Justice Tuiyott, however, found that a keen look at Ntimama’s will did not have instructions that the funds in Britam or a remainder would pass to Vivian.

Justice Tuiyott ruled: “It needs to be added that even clause 6.16 does not demonstrate an intention that the funds which were bequeathed to Mama Dorcas were supposed to revert to Vivian upon the death of mama.”

Vivian died in February last year, opening up a battle pitting her mother against her husband. At the time of her death, documents filed in court revealed that Vivian had a separate account with Sh12 million.

Kimani, on his end, insisted that Vivian and her mother were joint beneficiaries of the Britam funds.
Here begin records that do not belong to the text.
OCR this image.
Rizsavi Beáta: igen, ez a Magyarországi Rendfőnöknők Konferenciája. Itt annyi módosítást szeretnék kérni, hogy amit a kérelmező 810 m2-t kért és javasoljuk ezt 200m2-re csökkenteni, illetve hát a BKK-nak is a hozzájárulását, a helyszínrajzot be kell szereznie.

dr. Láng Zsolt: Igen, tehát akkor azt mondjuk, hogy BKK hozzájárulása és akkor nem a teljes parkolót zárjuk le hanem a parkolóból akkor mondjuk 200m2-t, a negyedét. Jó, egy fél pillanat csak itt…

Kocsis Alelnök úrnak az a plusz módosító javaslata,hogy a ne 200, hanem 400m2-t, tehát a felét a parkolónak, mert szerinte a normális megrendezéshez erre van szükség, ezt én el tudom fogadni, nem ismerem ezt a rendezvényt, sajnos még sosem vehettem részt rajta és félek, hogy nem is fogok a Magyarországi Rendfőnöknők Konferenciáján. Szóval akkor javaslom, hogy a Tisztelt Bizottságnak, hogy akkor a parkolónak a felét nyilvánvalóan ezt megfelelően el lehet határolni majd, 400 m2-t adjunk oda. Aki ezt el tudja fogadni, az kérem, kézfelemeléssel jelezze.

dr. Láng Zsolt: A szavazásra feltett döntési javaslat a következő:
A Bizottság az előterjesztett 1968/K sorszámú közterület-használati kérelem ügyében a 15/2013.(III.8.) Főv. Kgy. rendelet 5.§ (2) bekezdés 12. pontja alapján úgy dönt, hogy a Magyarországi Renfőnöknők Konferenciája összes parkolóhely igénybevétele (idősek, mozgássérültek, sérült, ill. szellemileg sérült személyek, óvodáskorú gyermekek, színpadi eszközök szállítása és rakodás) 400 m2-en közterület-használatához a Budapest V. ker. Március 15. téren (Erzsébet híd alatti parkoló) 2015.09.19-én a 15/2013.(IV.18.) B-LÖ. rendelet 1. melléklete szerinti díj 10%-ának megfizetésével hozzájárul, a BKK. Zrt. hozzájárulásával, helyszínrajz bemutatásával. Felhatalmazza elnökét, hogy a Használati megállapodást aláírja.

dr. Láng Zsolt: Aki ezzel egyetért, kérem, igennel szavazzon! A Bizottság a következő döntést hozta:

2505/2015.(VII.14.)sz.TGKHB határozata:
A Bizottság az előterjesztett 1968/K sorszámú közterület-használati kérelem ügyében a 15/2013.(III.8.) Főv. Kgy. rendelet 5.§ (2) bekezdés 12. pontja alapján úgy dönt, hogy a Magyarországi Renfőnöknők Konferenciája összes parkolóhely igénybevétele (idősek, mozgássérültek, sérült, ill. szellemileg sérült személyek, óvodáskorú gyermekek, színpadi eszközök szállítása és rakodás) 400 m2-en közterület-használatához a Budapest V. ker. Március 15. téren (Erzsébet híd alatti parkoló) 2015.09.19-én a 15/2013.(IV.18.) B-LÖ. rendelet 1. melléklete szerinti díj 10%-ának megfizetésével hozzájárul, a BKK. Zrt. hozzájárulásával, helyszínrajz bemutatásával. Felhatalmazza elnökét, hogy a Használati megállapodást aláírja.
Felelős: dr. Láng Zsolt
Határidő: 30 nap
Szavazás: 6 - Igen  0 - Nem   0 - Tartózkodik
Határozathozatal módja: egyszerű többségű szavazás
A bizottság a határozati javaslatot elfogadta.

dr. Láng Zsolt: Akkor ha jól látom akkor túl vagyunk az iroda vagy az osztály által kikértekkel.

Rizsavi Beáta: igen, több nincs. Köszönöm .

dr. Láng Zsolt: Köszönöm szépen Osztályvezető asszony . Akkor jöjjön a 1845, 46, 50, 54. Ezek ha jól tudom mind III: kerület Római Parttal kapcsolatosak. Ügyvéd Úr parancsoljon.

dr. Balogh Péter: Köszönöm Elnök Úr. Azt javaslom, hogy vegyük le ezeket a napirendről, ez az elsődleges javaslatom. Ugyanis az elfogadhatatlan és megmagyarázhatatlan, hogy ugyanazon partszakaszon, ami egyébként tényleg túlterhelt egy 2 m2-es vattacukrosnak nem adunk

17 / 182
“We have a small problem with that. Your Lordship, this being a family matter, you gave us an opportunity to have the matter settled in an amicable way. The applicants made it clear that they do not want to talk to us at all,” his lawyer Stephen Kabucho said.

“The application is to have our consent without talking to us. Asking that 50 per cent be released will be settling the matter while still litigating.”

Justice Francis Tuiyott stated that the court found the funds were solely to benefit the matriarch. [Courtesy]

So vicious is the fight between Mrs Ntimama and her son-in-law that Kimani wanted to test her allegations on the funds in court by cross-examining her in person.

In the case, Britam sued the two after receiving two sets of conflicting instructions from Pedelai and Kimani’s lawyers.

On the one hand, the widow in March, last year, through her lawyer Omwanza Ombati, asked the insurance firm to remit monies for her upkeep, while on the other, Kimani instructed them to preserve the funds so that Vivian’s estate would not waste away.

The late Ntimama served in government as MP and a minister for 25 years before taking a back seat in politics. He died on September 1, 2016, aged 88.